Foi em junho de 1961, num desses igarapés, o igarapé Ocaia, afluente do rio Negro e sub-afluente do rio Pacaas Novos, que foram contatados os Oro nao. O SPI juntou os indígenas Oro nao e os sobreviventes dos grupos vizinhos Orojowin, Oro eo e Oro at no acampamento de base localizado na margem esquerda do rio Negro, logo abaixo da foz do igarapé Ocaia numa ilha situada entre os rio Pacaas novos e Rio Negro que hoje pertence à Resex Pacaas Novos e é reivindicada pelos indígenas.
Neste Posto que foi chamado “Barracão Velho”, os indígenas permaneceram uns 15 anos fazendo suas roças e atividades de caça, pesca e coleta. Dezenas de indígenas foram sepultados neste local dizimados por doenças contagiosas como gripe, sarampo e tuberculose.
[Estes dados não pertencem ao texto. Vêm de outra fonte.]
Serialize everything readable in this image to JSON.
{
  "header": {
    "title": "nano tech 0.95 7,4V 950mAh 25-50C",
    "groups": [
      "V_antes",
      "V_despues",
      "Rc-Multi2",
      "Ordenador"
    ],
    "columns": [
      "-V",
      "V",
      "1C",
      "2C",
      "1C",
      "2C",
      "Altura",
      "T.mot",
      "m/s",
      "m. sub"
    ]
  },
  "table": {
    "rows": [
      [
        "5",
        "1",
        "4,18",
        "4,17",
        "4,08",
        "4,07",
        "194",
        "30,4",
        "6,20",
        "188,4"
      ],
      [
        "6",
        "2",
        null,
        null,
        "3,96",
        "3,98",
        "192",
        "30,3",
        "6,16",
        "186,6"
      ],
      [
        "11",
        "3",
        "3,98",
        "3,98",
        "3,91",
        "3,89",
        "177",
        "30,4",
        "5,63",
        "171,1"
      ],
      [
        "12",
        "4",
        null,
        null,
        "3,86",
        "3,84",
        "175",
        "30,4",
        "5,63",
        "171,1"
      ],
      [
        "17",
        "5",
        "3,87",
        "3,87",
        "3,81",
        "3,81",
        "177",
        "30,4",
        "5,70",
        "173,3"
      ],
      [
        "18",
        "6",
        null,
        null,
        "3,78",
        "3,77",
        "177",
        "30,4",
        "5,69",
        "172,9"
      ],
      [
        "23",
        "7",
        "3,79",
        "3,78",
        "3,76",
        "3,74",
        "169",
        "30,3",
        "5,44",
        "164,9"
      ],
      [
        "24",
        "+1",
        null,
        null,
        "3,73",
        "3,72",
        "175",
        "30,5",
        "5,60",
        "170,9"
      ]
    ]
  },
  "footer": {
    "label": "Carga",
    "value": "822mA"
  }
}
Em 1976 a Funai transferiu o Posto para o atual Posto de acesso mais fácil. Entretanto, os indígenas nunca deixaram de caçar, pescar, quebrar castanha nesta faixa de terra em ilha.
Crescimento da população indígena
Enquanto a Resex está se esvaziando gradativamente, há um crescimento importante da população indígena: Em 1965, o SPI recenseou 399 Oro wari. Em 2009, a Funasa recenseou 3.200 pessoas. Neste intervalo de 44 anos a população aumentou oito vezes. A forte natalidade é reflexo de um povo que foi dizimado e que busca se reconstituir fisicamente.
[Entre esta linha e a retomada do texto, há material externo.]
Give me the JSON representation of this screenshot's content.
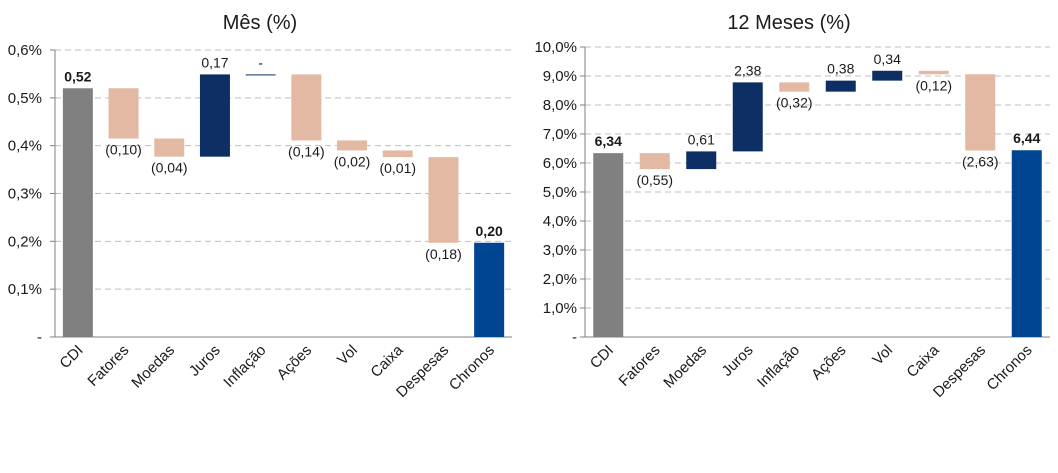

A população na Terra Indígena Rio Negro Ocaia que fica em torno de 700 pessoas, se seguir o ritmo de crescimento atual, dobrará em menos de 15 anos. Atualmente 300 indígenas estão espalhados na beira do rio Negro e os demais 400 indígenas estão concentrados no posto por falta de opção para morar em outros locais de acesso mais fácil pelo rio ou igarapé. Tudo está se tornando cada vez mais difícil: as roças são cada vez mais distantes e de baixa fertilidade, a caça, o peixe e os frutos do mato são cada vez mais escassos, sem contar que a concentração da população facilita a transmissão de muitas doenças e a poluição das águas do igarapé pela mandioca puba.
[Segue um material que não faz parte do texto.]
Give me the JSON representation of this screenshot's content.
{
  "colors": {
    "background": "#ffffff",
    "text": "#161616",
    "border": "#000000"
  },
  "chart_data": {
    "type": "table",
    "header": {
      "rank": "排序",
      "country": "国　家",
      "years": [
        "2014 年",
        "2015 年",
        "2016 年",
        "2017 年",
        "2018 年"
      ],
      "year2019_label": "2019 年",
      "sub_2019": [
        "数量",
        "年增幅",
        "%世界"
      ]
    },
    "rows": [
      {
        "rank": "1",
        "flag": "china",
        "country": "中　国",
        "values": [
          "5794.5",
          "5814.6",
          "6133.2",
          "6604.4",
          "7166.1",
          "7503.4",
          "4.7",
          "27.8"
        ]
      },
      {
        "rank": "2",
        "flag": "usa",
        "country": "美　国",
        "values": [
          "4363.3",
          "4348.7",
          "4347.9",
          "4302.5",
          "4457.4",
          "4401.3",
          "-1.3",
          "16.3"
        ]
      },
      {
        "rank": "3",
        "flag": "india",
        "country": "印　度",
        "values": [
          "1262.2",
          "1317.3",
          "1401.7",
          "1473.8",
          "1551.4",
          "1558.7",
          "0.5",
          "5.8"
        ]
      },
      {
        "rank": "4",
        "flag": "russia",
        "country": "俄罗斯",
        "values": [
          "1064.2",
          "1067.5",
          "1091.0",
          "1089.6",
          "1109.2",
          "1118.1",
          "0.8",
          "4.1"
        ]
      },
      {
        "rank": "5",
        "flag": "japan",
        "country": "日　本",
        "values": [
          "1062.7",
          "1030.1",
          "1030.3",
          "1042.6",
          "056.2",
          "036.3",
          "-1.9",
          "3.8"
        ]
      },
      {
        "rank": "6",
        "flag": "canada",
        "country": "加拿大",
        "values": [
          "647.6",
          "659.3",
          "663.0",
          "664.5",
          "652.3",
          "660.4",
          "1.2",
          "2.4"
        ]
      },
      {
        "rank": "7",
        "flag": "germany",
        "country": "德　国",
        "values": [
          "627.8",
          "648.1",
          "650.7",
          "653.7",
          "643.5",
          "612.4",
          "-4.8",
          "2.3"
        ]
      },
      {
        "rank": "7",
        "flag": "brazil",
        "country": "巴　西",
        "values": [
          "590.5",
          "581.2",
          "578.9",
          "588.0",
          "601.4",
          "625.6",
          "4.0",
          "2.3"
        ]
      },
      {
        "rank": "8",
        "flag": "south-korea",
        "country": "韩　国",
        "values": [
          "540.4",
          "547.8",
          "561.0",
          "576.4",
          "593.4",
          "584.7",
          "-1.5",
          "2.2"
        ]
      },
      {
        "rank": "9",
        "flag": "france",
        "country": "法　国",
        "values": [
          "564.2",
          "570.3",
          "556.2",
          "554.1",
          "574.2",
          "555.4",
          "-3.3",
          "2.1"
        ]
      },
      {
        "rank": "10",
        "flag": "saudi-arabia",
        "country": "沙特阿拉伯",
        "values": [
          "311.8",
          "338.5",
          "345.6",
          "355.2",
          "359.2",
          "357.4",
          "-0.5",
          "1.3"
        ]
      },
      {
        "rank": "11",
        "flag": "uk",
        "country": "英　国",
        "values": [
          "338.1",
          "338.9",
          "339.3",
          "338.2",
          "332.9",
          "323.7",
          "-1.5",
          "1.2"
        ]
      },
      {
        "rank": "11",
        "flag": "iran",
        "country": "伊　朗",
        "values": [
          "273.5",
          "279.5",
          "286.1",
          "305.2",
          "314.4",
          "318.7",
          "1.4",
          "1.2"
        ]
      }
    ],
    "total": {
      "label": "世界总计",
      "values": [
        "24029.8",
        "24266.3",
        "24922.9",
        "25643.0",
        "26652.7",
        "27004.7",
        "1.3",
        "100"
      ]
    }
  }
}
Conforme o decreto 1775 do ano de 1995, depois da publicação do resumo do relatório do GT, haverá um tempo para que o estado, município, associações e demais pessoas que se sentirem prejudicadas se manifestem e apresentem a sua defesa. Muita água ainda vai correr no rio Pacaas Novos antes do trabalho final do Ministério da Justiça.